MOSCOW (MRC) --Japan's No. 2 oil refiner, Idemitsu Kosan, has no plan at the moment to give fresh financial aid to Vietnam's Nghi Son Refinery and Petrochemical (NSRP), which has cut production to 80% of capacity due to a funding problem, reported Reuters with reference to an official's statement.
Vietnam's largest refinery avoided a lengthy shutdown last month after a major shareholder secured short-term funding following a disagreement between shareholders about financing for crude, having earlier cut its run rate.
"The refinery is taking measures to bring back its run rate to normal levels," Yoshitaka Onuma, a general manager at Idemitsu, told an earnings news conference on Tuesday, but declined to say when.
"Since the short-term funding issue has been solved, we have no plan to book an impairment loss on the refinery."
Idemitsu has a stake of 35.1% in the 200,000 bpd refinery, which meets a third of Vietnam's petroleum needs.
But the refinery's shareholders are in talks to improve its financial health as the funding is not ample, Onuma added.
Asked if Idemitsu would provide fresh financial support, Onuma said, "We don't have such a plan for now."
Kuwait Petroleum has a share of 35.1% in the refinery, while PetroVietnam holds 25.1% and Mitsui Chemicals owns 4.7%.
NSRP has been struggling because of system trouble that delayed its 2018 launch while oil product margins slumped during the COVID-19 pandemic, but the loss has shrunk, as oil prices have soared since, Onuma said.
As MRC wrote before, Vietnam’s Nghi Son oil refinery officially began commercial production from 14 November 2018, following months of tests. The USD9 billion refinery is 35.1% owned by Japan’s Idemitsu Kosan Co, 35.1% - by Kuwait Petroleum, 25.1% - by PetroVietnam and 4.7% - by Mitsui Chemicals Inc.

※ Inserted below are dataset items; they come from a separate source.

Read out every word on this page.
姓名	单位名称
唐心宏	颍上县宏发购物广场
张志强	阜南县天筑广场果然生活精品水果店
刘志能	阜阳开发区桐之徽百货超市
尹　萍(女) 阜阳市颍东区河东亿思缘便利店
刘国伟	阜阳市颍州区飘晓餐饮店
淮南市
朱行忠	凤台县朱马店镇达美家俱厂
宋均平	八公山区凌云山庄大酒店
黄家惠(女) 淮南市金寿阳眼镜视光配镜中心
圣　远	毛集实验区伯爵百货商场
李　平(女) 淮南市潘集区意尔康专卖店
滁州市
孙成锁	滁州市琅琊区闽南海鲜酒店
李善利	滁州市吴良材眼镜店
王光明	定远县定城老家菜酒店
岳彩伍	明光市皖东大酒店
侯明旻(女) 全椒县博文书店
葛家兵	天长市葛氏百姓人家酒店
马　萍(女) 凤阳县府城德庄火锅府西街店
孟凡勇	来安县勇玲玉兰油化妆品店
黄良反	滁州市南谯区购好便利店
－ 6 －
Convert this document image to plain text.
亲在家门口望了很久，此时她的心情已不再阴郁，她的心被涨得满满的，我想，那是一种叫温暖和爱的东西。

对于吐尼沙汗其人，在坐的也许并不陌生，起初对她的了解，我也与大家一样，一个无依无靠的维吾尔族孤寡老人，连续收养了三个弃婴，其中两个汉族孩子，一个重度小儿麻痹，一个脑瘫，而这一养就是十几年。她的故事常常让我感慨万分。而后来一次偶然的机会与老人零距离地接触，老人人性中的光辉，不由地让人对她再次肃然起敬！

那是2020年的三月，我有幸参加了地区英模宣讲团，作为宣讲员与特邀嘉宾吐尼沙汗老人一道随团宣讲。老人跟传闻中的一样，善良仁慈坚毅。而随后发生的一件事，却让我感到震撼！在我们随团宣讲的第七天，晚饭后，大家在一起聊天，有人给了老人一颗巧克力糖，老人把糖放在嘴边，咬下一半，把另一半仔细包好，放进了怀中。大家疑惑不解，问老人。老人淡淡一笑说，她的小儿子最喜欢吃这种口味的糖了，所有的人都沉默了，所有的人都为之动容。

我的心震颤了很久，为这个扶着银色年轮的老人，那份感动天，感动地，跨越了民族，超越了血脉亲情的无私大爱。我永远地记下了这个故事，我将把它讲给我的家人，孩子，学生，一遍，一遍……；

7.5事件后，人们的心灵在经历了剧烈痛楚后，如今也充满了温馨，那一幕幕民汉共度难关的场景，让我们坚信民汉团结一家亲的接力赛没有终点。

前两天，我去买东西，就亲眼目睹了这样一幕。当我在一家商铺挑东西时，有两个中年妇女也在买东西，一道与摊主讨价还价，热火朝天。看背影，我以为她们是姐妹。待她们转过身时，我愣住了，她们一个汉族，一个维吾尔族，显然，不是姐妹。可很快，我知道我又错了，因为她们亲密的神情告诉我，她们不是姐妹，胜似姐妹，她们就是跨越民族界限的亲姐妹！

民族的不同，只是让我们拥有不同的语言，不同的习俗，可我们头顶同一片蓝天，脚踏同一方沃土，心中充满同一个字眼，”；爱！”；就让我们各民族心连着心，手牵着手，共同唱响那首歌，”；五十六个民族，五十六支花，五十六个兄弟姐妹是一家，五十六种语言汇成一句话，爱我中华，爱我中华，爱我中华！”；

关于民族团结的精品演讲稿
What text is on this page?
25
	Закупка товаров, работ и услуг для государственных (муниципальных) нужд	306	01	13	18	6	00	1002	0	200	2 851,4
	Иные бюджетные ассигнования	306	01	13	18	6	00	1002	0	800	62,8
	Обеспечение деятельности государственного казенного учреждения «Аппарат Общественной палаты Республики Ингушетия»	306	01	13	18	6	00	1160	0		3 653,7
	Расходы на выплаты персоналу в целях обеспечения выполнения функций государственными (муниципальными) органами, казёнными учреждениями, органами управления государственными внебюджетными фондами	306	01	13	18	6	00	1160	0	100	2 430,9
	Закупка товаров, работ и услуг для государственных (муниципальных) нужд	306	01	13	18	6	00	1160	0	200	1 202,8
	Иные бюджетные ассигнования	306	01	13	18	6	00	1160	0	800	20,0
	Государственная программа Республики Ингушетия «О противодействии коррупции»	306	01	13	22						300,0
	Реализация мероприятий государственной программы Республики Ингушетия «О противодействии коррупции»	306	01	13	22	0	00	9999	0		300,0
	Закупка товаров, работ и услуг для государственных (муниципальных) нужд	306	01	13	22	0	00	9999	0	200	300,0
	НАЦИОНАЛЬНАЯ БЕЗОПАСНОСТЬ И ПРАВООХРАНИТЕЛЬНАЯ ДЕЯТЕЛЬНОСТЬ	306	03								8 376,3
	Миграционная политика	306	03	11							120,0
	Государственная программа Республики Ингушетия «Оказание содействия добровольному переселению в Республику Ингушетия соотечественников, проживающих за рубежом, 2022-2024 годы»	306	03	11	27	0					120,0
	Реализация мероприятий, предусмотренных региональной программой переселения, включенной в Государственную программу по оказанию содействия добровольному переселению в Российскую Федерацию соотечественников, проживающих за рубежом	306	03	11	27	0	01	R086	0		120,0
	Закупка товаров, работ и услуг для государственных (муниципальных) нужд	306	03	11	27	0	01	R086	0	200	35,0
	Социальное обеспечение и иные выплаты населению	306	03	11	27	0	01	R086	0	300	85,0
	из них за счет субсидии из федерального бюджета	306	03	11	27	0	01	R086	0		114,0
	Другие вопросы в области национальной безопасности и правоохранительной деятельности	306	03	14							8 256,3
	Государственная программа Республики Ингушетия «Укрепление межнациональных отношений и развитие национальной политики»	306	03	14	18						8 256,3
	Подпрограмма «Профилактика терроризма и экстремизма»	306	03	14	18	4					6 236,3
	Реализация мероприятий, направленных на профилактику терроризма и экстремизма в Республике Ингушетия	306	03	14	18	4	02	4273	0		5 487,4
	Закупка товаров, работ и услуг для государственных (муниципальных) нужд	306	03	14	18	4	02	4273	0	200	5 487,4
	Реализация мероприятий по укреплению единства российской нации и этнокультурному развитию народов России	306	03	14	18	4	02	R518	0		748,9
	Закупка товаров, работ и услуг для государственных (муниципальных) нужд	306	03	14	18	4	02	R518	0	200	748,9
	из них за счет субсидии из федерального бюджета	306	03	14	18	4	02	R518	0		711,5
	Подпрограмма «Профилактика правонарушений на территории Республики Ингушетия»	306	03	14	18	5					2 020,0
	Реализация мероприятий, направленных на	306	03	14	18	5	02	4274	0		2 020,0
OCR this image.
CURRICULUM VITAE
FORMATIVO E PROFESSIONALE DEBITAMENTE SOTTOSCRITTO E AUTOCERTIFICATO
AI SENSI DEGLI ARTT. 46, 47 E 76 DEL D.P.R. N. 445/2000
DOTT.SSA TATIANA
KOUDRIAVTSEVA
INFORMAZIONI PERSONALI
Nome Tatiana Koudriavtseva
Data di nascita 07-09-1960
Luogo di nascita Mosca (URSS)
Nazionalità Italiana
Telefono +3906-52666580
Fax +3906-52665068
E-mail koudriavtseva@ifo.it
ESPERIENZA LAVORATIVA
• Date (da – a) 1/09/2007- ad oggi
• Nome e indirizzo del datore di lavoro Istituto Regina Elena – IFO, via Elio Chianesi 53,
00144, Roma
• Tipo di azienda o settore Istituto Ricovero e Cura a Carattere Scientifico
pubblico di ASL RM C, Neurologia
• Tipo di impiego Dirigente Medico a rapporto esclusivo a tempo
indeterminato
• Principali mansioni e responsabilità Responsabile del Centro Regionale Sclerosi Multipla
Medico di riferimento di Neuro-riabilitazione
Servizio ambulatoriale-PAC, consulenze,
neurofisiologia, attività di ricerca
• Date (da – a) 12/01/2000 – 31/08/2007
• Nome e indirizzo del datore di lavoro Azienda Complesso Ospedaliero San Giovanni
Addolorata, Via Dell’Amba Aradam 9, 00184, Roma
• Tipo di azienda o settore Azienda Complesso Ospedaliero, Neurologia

We remind that NSRP shut its new polypropylene (PP) plant in Vietnam for maintenance on 24 August, 2021, instead of the initially scheduled date of 17 August, for approximately three weeks. The company decided to postpone the maintenance shutdown at this plant by one week from the previous schedule due to the COVID-19 related lockdown. Thus, the new PP plant came back on-line in mid-September, 2021.
According to MRC's ScanPlast report, PP shipments to the Russian market were 1,363,850 tonnes in January-November, 2021, up by 25% year on year. Supply of homopolymer PP and block-copolymers of propylene (PP block copolymers) increased, whereas supply of injection moulding PP random copolymers decreased significantly.